The prophetic motto corresponding to the last reigning pontiff Pope John Paul II is De labore Solis, which literally means “Of the labor of the sun”, but “labores solis” also means solar eclipse. Pope John Paul II was born on May 18, 1920, the day of a partial solar eclipse over the Indian Ocean, and buried on April 8, 2005, the day of a rare “hybrid” eclipse over the southwestern Pacific and South America. It has also been suggested that the associated Latin phrase could also be a cryptic term for de borealis sol, of the northern sun, being a luminary coming from Poland to the north. It has also so happened that an abnormally high number of sunspots have been recorded throughout all the many years of his pontificate. Another interpretation points simply to the sun rising in the east and his being the first Pope from Eastern Europe.

Pope Benedict XVI (Gloria Olivae)

The next motto is Gloria Olivae, the glory of the olive. Prior to the papal conclave, this motto led to speculation that the next pontiff would be from the Order of Saint Benedict, whose symbols include the olive branch. Joseph Cardinal Ratzinger, selected in April 2005, is not a Benedictine, but did pick Benedict XVI as his papal name, which might be regarded as a fulfillment of this prophecy.

Alternatively, less specific interpreters have predicted that the next pope will promote world peace (as in an olive branch). Pope Benedict XVI has chosen “Pax” (peace) as his papal motto. The self-proclaimed Pope Clemente Domínguez y Gómez of the Palmarian Catholic Church claimed that he was the glory of the olive.

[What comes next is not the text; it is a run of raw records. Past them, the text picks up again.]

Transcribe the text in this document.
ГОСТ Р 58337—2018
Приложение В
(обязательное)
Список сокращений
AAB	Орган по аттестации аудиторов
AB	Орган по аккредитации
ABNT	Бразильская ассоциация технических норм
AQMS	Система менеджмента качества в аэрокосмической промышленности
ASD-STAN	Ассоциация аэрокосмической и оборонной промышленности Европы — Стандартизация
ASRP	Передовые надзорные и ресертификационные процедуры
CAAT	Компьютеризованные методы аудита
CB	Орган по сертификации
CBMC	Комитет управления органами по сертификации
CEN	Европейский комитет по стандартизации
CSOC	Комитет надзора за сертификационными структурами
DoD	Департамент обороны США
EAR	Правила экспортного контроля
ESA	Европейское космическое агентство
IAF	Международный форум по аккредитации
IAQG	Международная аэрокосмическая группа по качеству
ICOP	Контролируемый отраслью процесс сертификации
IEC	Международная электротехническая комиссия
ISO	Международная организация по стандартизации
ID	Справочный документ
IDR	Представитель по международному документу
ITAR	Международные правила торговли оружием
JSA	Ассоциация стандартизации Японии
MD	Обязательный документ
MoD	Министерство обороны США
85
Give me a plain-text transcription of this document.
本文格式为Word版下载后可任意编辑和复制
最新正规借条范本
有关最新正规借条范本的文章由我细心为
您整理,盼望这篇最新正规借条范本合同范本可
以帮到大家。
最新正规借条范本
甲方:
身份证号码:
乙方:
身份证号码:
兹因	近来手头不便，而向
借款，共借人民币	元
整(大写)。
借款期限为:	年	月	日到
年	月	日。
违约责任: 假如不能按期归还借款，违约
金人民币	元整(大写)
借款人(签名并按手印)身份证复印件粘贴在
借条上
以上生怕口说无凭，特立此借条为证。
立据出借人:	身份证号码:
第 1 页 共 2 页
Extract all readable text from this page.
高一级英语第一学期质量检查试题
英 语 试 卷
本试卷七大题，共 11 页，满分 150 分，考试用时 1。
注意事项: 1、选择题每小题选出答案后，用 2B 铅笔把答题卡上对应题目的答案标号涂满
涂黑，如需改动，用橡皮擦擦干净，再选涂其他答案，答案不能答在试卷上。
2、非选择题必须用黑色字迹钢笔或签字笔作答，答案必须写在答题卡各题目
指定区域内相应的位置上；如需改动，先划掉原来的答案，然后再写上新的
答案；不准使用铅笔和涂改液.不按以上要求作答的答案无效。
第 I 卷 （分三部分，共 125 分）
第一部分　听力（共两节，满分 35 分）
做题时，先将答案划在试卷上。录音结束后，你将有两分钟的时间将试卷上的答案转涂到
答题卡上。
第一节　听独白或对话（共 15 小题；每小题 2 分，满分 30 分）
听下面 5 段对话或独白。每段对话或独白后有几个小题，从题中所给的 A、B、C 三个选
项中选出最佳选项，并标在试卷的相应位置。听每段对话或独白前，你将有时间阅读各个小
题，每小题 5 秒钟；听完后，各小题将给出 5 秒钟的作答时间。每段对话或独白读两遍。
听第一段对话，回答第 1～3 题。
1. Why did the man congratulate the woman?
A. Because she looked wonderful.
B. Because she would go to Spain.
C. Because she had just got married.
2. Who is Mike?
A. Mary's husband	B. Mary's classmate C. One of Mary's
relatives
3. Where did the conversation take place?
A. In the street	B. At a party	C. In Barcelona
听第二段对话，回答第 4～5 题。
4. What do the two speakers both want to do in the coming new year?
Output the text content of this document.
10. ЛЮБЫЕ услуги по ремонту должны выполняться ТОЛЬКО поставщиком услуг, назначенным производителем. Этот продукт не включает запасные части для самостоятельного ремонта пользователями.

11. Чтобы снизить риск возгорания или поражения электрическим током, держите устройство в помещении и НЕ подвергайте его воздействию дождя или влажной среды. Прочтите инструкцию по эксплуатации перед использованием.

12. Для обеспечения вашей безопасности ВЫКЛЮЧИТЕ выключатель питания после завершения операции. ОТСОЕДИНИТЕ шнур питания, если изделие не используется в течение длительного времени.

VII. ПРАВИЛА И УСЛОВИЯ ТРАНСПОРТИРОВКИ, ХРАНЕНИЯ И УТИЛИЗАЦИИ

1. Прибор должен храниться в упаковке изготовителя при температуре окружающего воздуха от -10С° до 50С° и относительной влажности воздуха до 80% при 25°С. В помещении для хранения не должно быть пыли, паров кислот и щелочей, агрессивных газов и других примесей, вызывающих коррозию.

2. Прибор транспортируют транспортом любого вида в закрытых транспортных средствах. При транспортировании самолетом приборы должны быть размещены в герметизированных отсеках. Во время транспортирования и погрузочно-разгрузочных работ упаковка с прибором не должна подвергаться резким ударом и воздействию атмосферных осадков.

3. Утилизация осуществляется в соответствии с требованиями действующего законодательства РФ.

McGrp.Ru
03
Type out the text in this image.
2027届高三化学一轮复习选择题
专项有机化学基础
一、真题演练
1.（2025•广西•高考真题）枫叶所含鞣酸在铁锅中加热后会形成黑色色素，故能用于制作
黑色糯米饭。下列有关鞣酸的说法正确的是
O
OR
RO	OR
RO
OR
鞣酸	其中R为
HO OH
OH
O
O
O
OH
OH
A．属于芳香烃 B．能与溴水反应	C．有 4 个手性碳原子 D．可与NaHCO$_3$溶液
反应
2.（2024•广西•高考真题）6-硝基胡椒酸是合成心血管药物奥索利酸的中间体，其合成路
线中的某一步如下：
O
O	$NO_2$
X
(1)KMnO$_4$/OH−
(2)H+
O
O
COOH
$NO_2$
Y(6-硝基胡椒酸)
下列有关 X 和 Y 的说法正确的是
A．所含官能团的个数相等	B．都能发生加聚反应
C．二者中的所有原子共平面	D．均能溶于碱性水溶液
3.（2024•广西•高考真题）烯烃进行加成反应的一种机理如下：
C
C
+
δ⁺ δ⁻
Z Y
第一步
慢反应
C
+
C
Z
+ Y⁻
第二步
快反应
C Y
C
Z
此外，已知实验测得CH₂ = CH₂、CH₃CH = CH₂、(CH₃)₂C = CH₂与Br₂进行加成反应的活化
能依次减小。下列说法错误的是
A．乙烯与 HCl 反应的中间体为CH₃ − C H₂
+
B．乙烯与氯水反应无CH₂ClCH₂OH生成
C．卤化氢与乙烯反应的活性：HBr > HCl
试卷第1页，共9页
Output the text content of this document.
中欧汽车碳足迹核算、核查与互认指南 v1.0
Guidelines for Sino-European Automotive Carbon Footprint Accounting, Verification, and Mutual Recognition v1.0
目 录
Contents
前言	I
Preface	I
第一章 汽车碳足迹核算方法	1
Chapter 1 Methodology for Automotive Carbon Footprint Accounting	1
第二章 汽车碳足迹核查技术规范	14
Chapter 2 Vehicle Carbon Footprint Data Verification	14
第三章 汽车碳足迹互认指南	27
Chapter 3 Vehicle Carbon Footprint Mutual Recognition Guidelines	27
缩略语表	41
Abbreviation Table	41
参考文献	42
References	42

There had already been, before the election of pope, a concomitance in two unrelated events occurring on the opening date of the 2005 Conclaves. First, a Turkish presidential candidate won overnight the northern Cyprus elections favouring re-unification peace talks of the two sectors; the Cyprus flag has two inter-locking olive branches in it. Secondly, the Italian Prime Minister has seriously been considering resigning and holding early general elections succumbing to pressure from the leftist opposition called l’Ulivo.

Petrus Romanus

The longest and final motto reads, “In persecutione extrema S.R.E. sedebit Petrus Romanus, qui pascet oues in multis tribulationibus: quibus transactis ciuitas septicollis diruetur, & Iudex tremêdus iudicabit populum suum. Finis.” (During the final persecution, the seat of the Holy Roman Church will be occupied by Peter the Roman, who will feed the sheep in many tribulations, after which the seven-hilled city will be destroyed, and the terrible Judge will judge his people.

There are several interpretations regarding the last Popes listed by St. Malachy taken by those who believe the prophecies:

Regarding whether additional Popes, not listed by St. Malachy occur between Gloria Olivae and Petrus Romanus the following differing views are held: Gloria Olivae is immediately followed by Petrus Romanus. There is a gap of unknown length between these two Popes, about which Malachy did not write. Regarding whether the Papacy ends with Petrus Romanus, the following differing views are held:

Petrus Romanus will be the final Pope. The end of his papacy will mark either the end of the papacy, the end of the Church, or the end of the world.

There will be additional Popes following Petrus Romanus, about which Malachy did not write. There is also possibility that these additional popes might be considered antipopes, which could justify their omission in St. Malachy’s eyes.

In any case, i strongly believe we dont have a prophecy here but a forgery. Time will show.